Hi Friends: Have some issues with new Kolide fleet server. Present Fleet version 2.6.0 Osquery Version: 4.3.0 Problem is below command works perfectly fine on Ubuntu host to join Kolide fleet server, but same command is not working on Windows host.

sudo /usr/bin/osqueryd   --enroll_secret_path=/var/osquery/enroll_secret   --tls_server_certs=/var/osquery/kolide.pem   --tls_hostname=<http://kolide-test.abc.com|kolide-test.abc.com>  --host_identifier=hostname   --enroll_tls_endpoint=/api/v1/osquery/enroll   --config_plugin=tls   --config_tls_endpoint=/api/v1/osquery/config   --config_refresh=10   --disable_distributed=false   --distributed_plugin=tls   --distributed_interval=3   --distributed_tls_max_attempts=3   --distributed_tls_read_endpoint=/api/v1/osquery/distributed/read   --distributed_tls_write_endpoint=/api/v1/osquery/distributed/write   --logger_plugin=tls   --logger_tls_endpoint=/api/v1/osquery/log   --logger_tls_period=10

Windows commands.

PS C:\Program Files\osquery> .\manage-osqueryd.ps1 -install --enroll_secret_path=C:\Program Files\osquery\secret.txt --tls_hostname=<http://kolide-test.abc.com|kolide-test.abc.com> --tls_server_certs=\Program Files\osquery\certs\kolide.pem --enroll_tls_endpoint=/api/v1/osquery/enroll --config_plugin=tls --config_tls_endpoint=/api/v1/osquery/config --config_refresh=10 --disable_distributed=false --distributed_plugin=tls --distributed_interval=3 --distributed_tls_max_attempts=3 --distributed_tls_read_endpoint=/api/v1/osquery/distributed/read --distributed_tls_write_endpoint=/api/v1/osquery/distributed/write --logger_plugin=tls --logger_tls_endpoint=/api/v1/osquery/log --logger_tls_period=10

Can some help on this.

Probably because of space between Program Files in _enroll_secret_path=C:\Program Files\osquery\secret.txt_

Even I tried with

'\Program Files\osquery\secret.txt'

its not working. No idea what was missing here.

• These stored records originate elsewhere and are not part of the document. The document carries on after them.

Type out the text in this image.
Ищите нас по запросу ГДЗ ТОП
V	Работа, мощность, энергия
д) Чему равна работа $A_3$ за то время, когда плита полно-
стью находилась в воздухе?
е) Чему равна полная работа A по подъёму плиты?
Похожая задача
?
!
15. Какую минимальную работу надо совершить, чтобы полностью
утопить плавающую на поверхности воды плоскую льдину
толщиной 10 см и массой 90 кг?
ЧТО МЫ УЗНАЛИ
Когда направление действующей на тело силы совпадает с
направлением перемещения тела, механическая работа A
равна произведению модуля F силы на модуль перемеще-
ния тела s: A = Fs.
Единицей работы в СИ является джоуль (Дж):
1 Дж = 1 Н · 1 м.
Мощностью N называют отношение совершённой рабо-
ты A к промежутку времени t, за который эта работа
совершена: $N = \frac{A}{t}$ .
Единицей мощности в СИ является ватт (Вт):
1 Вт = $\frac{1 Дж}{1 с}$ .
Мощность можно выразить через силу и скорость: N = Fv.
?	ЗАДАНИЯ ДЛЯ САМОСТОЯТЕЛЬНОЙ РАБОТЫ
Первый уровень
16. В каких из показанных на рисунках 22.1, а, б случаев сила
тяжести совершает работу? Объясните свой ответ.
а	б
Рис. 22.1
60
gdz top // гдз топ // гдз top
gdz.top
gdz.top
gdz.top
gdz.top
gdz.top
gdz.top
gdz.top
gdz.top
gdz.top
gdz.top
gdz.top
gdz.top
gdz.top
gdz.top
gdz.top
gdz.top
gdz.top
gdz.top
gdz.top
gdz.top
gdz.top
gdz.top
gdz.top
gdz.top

I’ve make it work by putting all flags into flagfile and starting ps1 script with --flagfile. Also I noticed that you missed drive letter in tls_server_certs flag

Oh thanks. Will check that right now.

@ravindrags24 Try to change tls_server_certs to *.crt, usually Windows doesn’t understand PEM certs

Ok thanks for that.

Also, usually it is useful to look into Kolide logs, not only osquery logs

@Alexandr Ivanov - I have changed *.pem to *.crt file. and still same issues. And surprising that I couldn't able to find any logs on server too. I think its still not connecting to server and getting errors in local windows machine itself. Any idea about this error.

W0425 13:52:06.597894  2140 tls_enroll.cpp:76] Failed enrollment request to <https://abc.com/api/v1/osquery/enroll> (No node key returned from TLS enroll plugin) retrying...

How ever its wildcard certificate working from Ubuntu host and getting error in Windows.